20 January 2011 | Economy | General | Andr? Roux, head of fixed income, Investec Asset Management

Yesterday's CPI is a pleasant reminder that markets can get carried away by headlines. Everyone has noticed that global food prices have gone up sharply and that oil is flirting with $100 per barrel and projecting this into revised forecasts for South African inflation. Today’s number, however, shows that rand strength has not yet worked through the whole pricing change in South Africa.

Most of the inflation items in today’s release that have any tradable component were better than expected.
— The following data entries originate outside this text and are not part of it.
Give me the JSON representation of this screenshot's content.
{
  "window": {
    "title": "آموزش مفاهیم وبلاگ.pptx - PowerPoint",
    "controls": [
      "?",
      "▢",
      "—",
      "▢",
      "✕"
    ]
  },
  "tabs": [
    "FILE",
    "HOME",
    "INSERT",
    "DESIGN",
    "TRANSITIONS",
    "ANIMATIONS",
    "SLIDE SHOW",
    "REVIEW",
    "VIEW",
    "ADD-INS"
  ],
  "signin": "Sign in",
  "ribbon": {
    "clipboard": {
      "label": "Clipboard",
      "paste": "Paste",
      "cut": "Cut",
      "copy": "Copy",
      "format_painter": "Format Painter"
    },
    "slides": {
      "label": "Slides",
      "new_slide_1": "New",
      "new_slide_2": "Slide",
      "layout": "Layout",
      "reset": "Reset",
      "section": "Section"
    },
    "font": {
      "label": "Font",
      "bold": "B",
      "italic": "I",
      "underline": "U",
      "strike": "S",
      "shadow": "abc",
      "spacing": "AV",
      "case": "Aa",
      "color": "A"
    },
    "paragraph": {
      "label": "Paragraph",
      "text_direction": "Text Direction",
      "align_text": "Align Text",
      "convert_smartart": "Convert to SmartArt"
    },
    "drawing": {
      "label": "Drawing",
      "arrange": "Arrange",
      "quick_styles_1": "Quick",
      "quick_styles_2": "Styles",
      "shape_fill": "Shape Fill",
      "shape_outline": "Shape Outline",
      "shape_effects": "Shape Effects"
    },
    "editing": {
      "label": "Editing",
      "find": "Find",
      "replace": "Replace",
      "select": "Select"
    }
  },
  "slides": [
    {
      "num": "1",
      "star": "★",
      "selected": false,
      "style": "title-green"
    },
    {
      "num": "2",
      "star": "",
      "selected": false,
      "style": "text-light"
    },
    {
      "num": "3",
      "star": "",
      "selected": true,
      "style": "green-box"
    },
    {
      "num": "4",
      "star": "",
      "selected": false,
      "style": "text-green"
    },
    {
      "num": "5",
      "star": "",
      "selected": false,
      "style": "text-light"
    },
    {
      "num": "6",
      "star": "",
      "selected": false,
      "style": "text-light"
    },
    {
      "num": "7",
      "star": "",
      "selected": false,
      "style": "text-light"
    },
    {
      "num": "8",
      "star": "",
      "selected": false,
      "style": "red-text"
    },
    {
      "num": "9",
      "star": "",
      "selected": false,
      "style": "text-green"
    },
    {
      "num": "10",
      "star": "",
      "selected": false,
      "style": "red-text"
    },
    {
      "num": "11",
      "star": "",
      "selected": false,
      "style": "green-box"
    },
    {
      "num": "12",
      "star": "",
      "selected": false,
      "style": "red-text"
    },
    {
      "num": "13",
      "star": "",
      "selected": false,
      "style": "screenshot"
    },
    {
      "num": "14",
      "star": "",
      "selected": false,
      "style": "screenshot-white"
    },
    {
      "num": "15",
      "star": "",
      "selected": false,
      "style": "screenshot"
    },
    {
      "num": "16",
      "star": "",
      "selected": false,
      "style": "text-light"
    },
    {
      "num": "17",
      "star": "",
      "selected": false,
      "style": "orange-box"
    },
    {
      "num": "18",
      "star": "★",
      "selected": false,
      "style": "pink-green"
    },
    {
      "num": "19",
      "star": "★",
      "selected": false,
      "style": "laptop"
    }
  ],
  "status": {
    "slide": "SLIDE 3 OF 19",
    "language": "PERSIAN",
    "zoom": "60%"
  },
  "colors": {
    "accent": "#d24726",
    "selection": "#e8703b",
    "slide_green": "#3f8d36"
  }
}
Furniture, vehicles, personal care and clothing items are either flat or negative on the month. To us this suggests that we are going to see further disinflation on tradable goods.

Some of the services components were also softer than expected. Inflation in the hospitality industry has for the first time fallen below the top end of the target band. The heavyweight insurance component was negative on the month and will in due course dip below the top of the band, while the monthly increase in domestic worker inflation is consistent with annual increases in domestic workers’ salaries of below 5%. Going forward, we expect further moderation in services inflation rates.

The big risk going forward is of course food prices, given what is happening to global soft commodity prices. The December inflation release suggests that none of these pressures have yet been felt by our retailers, but in due course food prices will begin to rise and as things stand at the moment, will probably rise to between 6% and 10% towards year-end.

Putting this together, we get an inflation picture which points to inflation essentially going sideways at sub-4% levels until the middle of the year. Only then will inflation begin to breach the 4% level as the negatives from possible food inflation begin to outweigh the disinflationary forces emanating from the strong rand and moderating services inflation.